Healthcare providers and their patients have all kinds of questions about the Covid-19 vaccines, not the least of which is when they can get one. Dr. Paul Sax, a professor of medicine at Harvard Medical School, put together a list of the most common ones with answers that will help you and your patients.
We excerpted a few from his list in the New England Journal of Medicine:
1. How long do the vaccines work?
Having waited to get a vaccine, you and your patients probably don’t want to do go through it again anytime soon. Unfortunately, Sax says, there is not a lot of evidence yet on how long the effects of the vaccine last, though some Moderna data suggested “neutralizing antibodies persisted for nearly 4 months with titers declining slightly over time.”
2. Do the vaccines prevent transmission of the virus to others?
This is an excellent, unselfish question from people who are concerned that they could still pass along the virus even if they themselves are protected. Sax again says that the evidence is sparse, but some tests hint the vaccine may prevent asymptomatic infection and he notes that vaccines, in general, prevent disease and infection. “If there is an example of a vaccine in widespread clinical use that has this selective effect — prevents disease but not infection — I can’t think of one!” he says.
3. Is one vaccine preferable to the other for specific patients?
In short, no.
4. Can a patient with a history of an allergic reaction get the vaccine?
Yes, “it doesn’t matter whether it’s an allergy to other vaccines or medications or to bee stings or food or pollen,” but those patients should be observed for 30 minutes instead of the usual 15 minutes after their shot.
5. Should acetaminophen or nonsteroidal antiinflammatory drugs be taken prior to vaccination to prevent postvaccination symptoms?
No. “Although these drugs could decrease subjective side effects, theoretically they could also blunt immune response and make the vaccines less effective — hence they are not recommended before vaccination.” Although taking them after to relieve side effects is fine.
6. Is a second dose given later than 21 or 28 days still effective?

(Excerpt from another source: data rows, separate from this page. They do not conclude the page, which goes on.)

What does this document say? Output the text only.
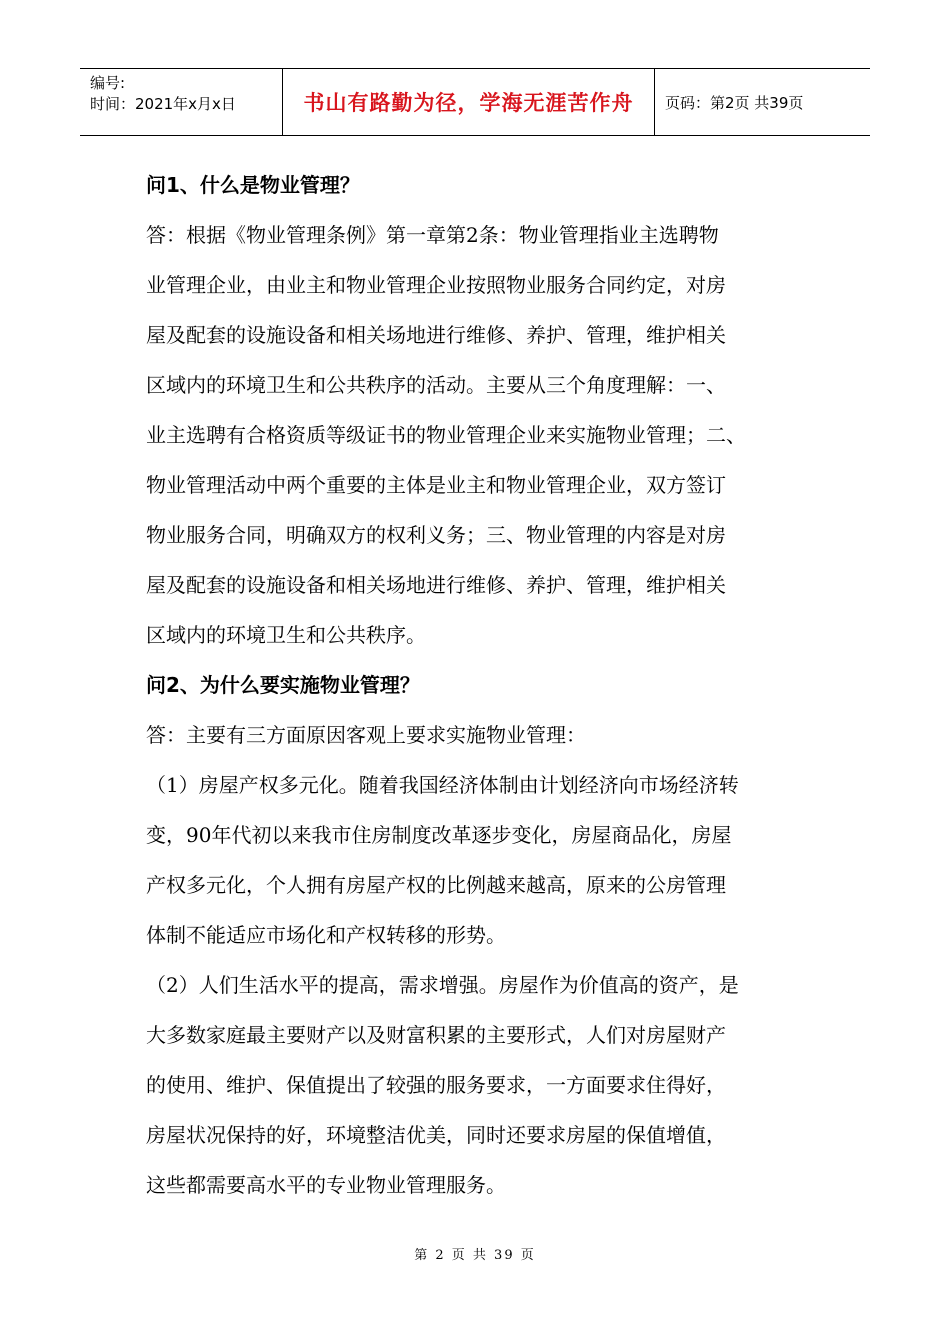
编号:
时间：2021年x月x日	书山有路勤为径，学海无涯苦作舟 页码：第2页 共39页

问1、什么是物业管理？

答：根据《物业管理条例》第一章第2条：物业管理指业主选聘物

业管理企业，由业主和物业管理企业按照物业服务合同约定，对房

屋及配套的设施设备和相关场地进行维修、养护、管理，维护相关

区域内的环境卫生和公共秩序的活动。主要从三个角度理解：一、

业主选聘有合格资质等级证书的物业管理企业来实施物业管理；二、

物业管理活动中两个重要的主体是业主和物业管理企业，双方签订

物业服务合同，明确双方的权利义务；三、物业管理的内容是对房

屋及配套的设施设备和相关场地进行维修、养护、管理，维护相关

区域内的环境卫生和公共秩序。

问2、为什么要实施物业管理？

答：主要有三方面原因客观上要求实施物业管理：

（1）房屋产权多元化。随着我国经济体制由计划经济向市场经济转

变，90年代初以来我市住房制度改革逐步变化，房屋商品化，房屋

产权多元化，个人拥有房屋产权的比例越来越高，原来的公房管理

体制不能适应市场化和产权转移的形势。

（2）人们生活水平的提高，需求增强。房屋作为价值高的资产，是

大多数家庭最主要财产以及财富积累的主要形式，人们对房屋财产

的使用、维护、保值提出了较强的服务要求，一方面要求住得好，

房屋状况保持的好，环境整洁优美，同时还要求房屋的保值增值，

这些都需要高水平的专业物业管理服务。

第 2 页 共 39 页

If delays continue to hamper the rollout of the vaccine, patients may be concerned that there won’t be a vaccine available for them when it’s time for their second dose. However Sax says “there is no biological reason why receiving the second dose late would diminish the effectiveness of the vaccine, provided it’s received before too long an interval.”
7. Should a vaccination be delayed if a patient has any symptoms or is actively ill?
The shot should be delayed for patients with acute illness until they recover, he says, but there is no need to delay the shot for people with chronic diseases and stable symptoms.
8. Should a patient who was exposed to Covid-19 get the vaccine to prevent the disease?
There’s no data to show this would work. A patient who has been exposed to Covid-19 should finish their 10- to 14-quarantine before getting the vaccine, Sax says.
9. Should patients who have recovered from Covid-19 get the vaccine?
Yes. The exception would be patients who were treated with monoclonal antibodies or convalescent plasma, who should wait 90 days. “These treatments might inactivate the vaccines, making them less effective,” Sax notes.
10. Does the second inoculation need to be the same vaccine?
“There are no data to indicate that receiving a different vaccine as a second shot would be unsafe or less effective, but the vaccines have not been studied this way and such hybrid dosing strategies should be avoided,” he writes.